Gender and sex beyond X & Y. [Credit: Niko McCarty | CC BY-NC-ND 2.0]
On Oct. 26, Amy Coney Barrett was confirmed to the Supreme Court. Her pro-life stance is well-documented, and her appointment brings the state of legal abortion in the United States into question. While issues of birth control and pregnancy have historically been considered the responsibility solely of those who get pregnant, it’s crucial to recognize that men have a role in it too.
Every so often a study will come out testing a male contraceptive pill, gel or injection. (I still remember when the injection study was released and most of my cis male friends were horrified and I am so certain they don’t know the first thing about IUD insertion.) But how do we know that once we have safe, effective birth control that works for all reproductive systems, how do we know there will be willing takers?
Rather than safety or efficacy, a small trial gauged acceptability and ease of adopting the routine among volunteer participants. If men in this country are willing to adopt a daily birth control regimen, it could ease the risk of unintended pregnancy.
“It really doesn’t matter if we make the most perfect male contraceptive if men aren’t ready to use it,” said Dr. Brian Nguyen. Dr. Nguyen’s on the obstetrics and gynecology faculty at the University of Southern California and the study’s lead author.
But if the findings hold in a larger study, they could suggest a cultural shift for the better in reproductive health and responsibility. “There has to be some degree of balance to alleviate the burden from women,” Nguyen said. “The goal is to de-gender reproductive issues.”
Here’s an overview of the study, which determined acceptability by asking, for example, how displeasing or difficult participants found the new daily pill:
- Results based on participant responses to a survey:
- 80% of participants reported satisfaction
- 77% would recommend it
- 54% said they would use the pill as their primary contraceptive were it available
- Randomized double-blind trial
- Lasted 28 days
- 57 healthy men* took a once-daily capsule
- 39 received the contraceptive dimethandrolone undecanoate (DMAU)
- The rest got a sugar pill; this was to note potential side effects from DMAU (all participants were advised not to use this pill as birth control with their partners)

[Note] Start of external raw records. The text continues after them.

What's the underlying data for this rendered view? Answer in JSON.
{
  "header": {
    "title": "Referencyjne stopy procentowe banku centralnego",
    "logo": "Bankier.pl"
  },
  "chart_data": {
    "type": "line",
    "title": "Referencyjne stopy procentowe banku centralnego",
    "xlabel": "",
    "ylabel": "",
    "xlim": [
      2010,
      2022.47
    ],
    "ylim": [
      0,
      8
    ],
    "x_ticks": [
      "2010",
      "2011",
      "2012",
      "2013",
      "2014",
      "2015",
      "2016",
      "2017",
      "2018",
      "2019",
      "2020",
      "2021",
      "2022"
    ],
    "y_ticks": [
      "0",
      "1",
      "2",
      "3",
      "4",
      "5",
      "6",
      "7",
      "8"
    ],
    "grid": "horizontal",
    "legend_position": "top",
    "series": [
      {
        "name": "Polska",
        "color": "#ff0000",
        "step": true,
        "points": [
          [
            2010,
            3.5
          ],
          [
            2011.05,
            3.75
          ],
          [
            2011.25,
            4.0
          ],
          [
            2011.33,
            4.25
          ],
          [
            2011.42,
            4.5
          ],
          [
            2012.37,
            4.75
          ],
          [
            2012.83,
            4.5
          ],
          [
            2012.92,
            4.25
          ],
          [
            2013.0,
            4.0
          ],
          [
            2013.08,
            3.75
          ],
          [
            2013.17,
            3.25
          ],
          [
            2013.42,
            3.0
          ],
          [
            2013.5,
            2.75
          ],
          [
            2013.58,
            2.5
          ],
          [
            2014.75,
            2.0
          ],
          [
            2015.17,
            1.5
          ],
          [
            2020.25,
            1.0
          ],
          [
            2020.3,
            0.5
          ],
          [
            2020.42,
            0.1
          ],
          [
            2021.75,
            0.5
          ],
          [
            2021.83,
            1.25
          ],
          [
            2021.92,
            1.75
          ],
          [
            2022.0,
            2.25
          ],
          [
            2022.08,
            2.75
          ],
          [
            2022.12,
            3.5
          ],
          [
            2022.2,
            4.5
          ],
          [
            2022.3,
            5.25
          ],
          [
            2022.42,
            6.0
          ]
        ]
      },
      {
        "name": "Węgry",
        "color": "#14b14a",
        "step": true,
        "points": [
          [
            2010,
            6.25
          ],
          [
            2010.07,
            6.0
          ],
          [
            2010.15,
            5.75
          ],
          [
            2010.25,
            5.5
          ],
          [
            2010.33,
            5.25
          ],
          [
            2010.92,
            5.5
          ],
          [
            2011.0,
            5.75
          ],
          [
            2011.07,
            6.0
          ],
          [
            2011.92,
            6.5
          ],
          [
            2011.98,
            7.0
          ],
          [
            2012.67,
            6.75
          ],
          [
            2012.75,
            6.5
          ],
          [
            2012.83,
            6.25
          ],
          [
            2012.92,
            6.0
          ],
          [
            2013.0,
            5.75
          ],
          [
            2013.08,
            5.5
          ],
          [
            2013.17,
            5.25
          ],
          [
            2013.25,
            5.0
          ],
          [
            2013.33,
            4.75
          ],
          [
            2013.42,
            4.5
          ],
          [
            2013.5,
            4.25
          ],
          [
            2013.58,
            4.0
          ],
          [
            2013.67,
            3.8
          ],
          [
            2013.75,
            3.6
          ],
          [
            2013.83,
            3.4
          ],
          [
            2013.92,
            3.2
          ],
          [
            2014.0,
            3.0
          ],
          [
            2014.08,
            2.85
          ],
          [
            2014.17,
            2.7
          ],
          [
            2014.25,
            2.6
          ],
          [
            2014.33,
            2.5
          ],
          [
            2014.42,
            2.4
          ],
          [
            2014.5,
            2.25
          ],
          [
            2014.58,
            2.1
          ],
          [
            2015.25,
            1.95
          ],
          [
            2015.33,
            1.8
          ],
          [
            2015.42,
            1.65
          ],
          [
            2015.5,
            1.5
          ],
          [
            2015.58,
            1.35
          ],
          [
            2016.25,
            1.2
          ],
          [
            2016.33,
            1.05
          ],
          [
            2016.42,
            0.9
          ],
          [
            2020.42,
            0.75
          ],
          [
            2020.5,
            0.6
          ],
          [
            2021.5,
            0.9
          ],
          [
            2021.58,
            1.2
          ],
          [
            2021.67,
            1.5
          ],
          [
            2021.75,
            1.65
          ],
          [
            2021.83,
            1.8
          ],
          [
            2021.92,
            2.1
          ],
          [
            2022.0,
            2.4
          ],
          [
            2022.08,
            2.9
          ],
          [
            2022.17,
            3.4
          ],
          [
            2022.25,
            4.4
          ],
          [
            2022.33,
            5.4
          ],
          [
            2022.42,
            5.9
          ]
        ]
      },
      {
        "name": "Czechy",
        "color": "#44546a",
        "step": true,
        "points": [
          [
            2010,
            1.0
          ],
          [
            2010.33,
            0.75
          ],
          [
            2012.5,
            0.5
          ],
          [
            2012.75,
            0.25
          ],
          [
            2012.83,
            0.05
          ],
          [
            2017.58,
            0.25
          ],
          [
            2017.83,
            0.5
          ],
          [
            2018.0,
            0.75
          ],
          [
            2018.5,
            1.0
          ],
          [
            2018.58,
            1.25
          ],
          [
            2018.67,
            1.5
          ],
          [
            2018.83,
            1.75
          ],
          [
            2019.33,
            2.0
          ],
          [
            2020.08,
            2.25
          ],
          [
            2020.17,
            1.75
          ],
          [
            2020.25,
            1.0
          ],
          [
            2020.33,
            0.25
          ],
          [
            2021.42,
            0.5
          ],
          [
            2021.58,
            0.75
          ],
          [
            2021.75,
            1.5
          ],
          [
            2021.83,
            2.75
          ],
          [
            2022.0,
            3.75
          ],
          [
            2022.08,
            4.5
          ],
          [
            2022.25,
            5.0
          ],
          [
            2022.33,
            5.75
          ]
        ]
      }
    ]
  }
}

- In fact, more people who took DMAU responded favorably to taking an oral contraceptive than those who got the placebo
- Limited sample size/diversity
- Brief duration
- Self-selection may have come into play
- Logan Nickels, research director at the Male Contraceptive Initiative: “It’s dealing with a population that’s not so big to begin with: people in clinical trials for male contraceptives.”
Nguyen suggested other potential benefits for men taking this drug, too, such as increased muscle mass and libido. A daily pill could also encourage more holistic sexual healthcare habits in men, such as regular STI testing.
A male contraceptive could hit the market in 10 or 20 years, Nguyen estimates. “But the speed all depends on how much we can get the word out in ways that will increase cultural awareness and acceptance of the concept,” he adds. Male contraceptives could help improve the world for everyone, but only if men embrace them.
*”men” here refers to cis men, since some men don’t have penises and some people with penises aren’t men. As we know, reproductive organs and gender aren’t cut and dry.